For fans traveling from the city, a peak ticket (weekdays from 4 to 8 p.m.) from Penn Station to UBS Arena costs $13. An off-peak return ticket is $9.75. A ticket from Ronkonkoma to the UBS Arena station is $8 in both directions and is not subject to peak fares.
There have been improvements to the train service. Originally, only westbound trains went to the Elmont station, but eastbound service was introduced in November 2022; additionally, LIRR trains now run from Grand Central Madison — not just Penn Station.
Tom McGuire, 31, a West Islip native who lives in Manhattan and usually takes the train to games, said travel “got much smoother [recently], but there's already that reputation of it being difficult to get to because of how year one went.”
After having season tickets for the first two years, McGuire didn’t renew his package.
“It definitely soured me,” he said. “The first year [at UBS], I went to 30 games and the same with the second year, but I couldn’t keep doing it anymore. Fun stuff shouldn’t be burning you out.”
David Gross, 42, of East Meadow, began using the LIRR last year and has been buoyed by recent improvements.
“You step off the platform and 99 times out of 100, there’s a bus waiting for you and two minutes later, you’re walking into the arena,” he said. “It’s incredibly easy to the point where I’ve become annoyingly preachy to people who go to the games because I think it’s overlooked.”
John Collins, operating partner for the Islanders and UBS Arena, is encouraged by the LIRR usage, saying that around 20% to 30% of fans were taking the train this year. A spokesman for the MTA could not confirm ridership numbers.

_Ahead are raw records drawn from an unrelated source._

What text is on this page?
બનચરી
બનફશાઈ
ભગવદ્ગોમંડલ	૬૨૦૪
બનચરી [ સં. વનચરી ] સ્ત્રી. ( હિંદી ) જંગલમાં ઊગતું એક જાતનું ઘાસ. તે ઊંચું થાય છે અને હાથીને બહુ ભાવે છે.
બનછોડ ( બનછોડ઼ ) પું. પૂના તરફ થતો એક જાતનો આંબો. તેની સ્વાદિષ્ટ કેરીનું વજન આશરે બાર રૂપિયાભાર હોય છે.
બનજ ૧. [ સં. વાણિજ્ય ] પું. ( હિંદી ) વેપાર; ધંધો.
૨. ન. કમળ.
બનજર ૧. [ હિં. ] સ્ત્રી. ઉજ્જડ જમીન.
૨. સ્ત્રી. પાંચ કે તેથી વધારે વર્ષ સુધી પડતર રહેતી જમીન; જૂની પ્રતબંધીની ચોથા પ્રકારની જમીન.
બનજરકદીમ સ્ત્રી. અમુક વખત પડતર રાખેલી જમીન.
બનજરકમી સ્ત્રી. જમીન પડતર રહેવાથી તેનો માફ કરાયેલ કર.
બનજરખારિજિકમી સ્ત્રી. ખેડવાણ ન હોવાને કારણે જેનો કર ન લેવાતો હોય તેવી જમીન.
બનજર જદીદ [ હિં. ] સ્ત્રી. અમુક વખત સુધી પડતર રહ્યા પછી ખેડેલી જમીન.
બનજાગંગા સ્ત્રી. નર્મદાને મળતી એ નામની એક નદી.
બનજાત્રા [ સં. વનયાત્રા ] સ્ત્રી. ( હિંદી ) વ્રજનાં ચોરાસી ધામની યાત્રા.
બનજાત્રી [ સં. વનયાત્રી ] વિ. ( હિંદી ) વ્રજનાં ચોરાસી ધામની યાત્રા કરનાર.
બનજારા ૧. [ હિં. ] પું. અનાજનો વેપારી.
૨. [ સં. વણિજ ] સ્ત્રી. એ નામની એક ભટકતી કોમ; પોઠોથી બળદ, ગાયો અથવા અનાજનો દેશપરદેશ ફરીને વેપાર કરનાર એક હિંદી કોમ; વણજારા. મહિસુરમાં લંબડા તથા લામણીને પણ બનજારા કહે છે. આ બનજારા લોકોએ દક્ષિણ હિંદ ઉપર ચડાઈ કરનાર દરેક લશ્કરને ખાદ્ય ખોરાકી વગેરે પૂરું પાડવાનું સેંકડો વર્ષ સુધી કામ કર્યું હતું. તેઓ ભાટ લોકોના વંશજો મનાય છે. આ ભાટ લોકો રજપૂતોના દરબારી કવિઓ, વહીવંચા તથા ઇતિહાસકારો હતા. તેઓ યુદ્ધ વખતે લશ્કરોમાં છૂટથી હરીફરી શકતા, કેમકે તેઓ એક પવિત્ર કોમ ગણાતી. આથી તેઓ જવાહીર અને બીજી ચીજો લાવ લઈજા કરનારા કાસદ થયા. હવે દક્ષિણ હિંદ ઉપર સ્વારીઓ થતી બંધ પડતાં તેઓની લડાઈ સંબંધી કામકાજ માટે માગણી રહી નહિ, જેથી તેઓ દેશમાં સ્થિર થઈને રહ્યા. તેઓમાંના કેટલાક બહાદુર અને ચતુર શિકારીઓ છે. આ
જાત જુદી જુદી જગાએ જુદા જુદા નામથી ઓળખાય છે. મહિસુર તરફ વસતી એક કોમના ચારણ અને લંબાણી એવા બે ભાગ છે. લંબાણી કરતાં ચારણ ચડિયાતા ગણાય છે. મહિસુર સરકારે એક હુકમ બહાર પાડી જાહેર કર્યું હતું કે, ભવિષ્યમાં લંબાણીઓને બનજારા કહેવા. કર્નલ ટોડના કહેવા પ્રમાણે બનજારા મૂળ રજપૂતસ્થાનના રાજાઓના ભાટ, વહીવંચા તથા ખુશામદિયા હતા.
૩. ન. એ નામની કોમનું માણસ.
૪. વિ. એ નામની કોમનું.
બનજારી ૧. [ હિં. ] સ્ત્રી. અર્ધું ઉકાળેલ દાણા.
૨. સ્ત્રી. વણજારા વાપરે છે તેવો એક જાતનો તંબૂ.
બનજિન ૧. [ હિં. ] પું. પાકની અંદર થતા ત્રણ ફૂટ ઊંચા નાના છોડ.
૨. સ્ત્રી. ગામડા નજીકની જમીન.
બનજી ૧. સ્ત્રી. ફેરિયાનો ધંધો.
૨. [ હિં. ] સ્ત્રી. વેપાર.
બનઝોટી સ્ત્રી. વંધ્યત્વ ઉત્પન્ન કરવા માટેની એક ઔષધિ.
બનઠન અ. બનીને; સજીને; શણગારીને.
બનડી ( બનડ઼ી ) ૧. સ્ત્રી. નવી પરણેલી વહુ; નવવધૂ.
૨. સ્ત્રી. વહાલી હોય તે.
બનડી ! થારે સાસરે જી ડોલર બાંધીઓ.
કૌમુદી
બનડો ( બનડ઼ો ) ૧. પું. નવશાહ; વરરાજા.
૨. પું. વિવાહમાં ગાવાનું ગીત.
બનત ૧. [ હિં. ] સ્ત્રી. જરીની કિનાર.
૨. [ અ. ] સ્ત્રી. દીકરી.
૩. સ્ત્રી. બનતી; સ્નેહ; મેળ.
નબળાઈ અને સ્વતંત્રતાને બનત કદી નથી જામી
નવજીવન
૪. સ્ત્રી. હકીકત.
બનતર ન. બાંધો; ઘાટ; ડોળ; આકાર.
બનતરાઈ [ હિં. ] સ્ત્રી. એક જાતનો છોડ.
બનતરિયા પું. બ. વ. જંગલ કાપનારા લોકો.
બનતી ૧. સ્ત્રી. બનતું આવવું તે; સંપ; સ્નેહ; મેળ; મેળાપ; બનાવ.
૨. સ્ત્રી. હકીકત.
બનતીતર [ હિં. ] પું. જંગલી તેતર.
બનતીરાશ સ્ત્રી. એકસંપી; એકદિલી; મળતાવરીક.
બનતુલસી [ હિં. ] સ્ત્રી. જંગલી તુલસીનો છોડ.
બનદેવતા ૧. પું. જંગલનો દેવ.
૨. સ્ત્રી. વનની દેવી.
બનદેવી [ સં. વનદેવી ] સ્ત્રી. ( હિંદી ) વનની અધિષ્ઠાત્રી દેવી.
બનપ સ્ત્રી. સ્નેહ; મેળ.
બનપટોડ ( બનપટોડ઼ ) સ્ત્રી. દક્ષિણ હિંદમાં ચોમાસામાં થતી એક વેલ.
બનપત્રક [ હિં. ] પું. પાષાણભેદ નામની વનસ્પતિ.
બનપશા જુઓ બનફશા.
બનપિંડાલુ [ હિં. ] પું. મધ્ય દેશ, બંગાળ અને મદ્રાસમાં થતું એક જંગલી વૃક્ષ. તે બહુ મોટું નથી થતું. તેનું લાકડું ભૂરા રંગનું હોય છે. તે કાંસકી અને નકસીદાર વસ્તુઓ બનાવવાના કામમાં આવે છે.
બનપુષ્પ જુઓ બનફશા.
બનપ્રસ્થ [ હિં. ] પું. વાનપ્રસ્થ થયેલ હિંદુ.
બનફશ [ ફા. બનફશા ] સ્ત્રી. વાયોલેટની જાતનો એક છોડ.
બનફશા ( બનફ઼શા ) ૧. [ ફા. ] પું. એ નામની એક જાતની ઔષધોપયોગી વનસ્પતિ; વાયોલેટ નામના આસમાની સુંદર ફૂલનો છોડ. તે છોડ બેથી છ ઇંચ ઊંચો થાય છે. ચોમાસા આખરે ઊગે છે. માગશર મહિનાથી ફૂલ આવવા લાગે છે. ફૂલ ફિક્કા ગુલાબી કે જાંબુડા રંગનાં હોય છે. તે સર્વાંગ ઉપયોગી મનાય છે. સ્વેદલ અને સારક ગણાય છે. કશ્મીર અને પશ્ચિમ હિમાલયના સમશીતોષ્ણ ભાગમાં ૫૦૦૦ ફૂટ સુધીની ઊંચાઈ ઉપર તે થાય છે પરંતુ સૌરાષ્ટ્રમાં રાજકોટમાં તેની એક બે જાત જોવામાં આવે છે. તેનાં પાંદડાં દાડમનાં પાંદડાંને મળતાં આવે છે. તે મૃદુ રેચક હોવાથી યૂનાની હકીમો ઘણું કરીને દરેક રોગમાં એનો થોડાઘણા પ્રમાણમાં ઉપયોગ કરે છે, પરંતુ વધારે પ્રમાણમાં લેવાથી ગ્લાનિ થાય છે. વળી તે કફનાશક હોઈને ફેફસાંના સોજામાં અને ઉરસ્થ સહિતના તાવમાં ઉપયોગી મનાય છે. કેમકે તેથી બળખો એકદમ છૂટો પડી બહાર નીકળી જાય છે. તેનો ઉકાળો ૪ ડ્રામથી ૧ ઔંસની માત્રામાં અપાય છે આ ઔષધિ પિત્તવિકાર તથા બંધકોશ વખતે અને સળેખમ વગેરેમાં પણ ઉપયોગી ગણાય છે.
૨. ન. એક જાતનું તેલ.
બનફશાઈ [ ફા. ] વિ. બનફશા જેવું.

“It’s clearly the easiest way to get in and out,” Collins said. “I think there’s a lot of great things that have happened, and I think that situation is getting better.”
Long road to 'world class'
The Islanders tried for years to have a new arena built on the site of the Nassau Coliseum. Former owner Charles Wang moved the team in 2015 to Brooklyn, where it played for parts of five seasons, sometimes splitting home games between Barclays Center and the dated Coliseum.
In 2017, then-Gov. Andrew M. Cuomo announced that a development team led by the Islanders won the bid to develop the state-owned land at Belmont Park. The proposal called for $1 billion in private funds to build a state-of-the-art arena as the centerpiece of a sports and entertainment destination.
The Belmont Park site presented challenges because of its location in a mostly residential area and sparked opposition from local groups. Despite those challenges, the arena opened to rave reviews, with Daniel Atamanchuk, 35, a season-ticket holder originally from Smithtown, calling it “absolutely world class.”
Floral Park's Matthew Bernstein, 31, whose family has had season tickets for 51 years, said: “I’ve had a really great experience so far. It was never going to be the Coliseum, which I would obviously prefer forever.”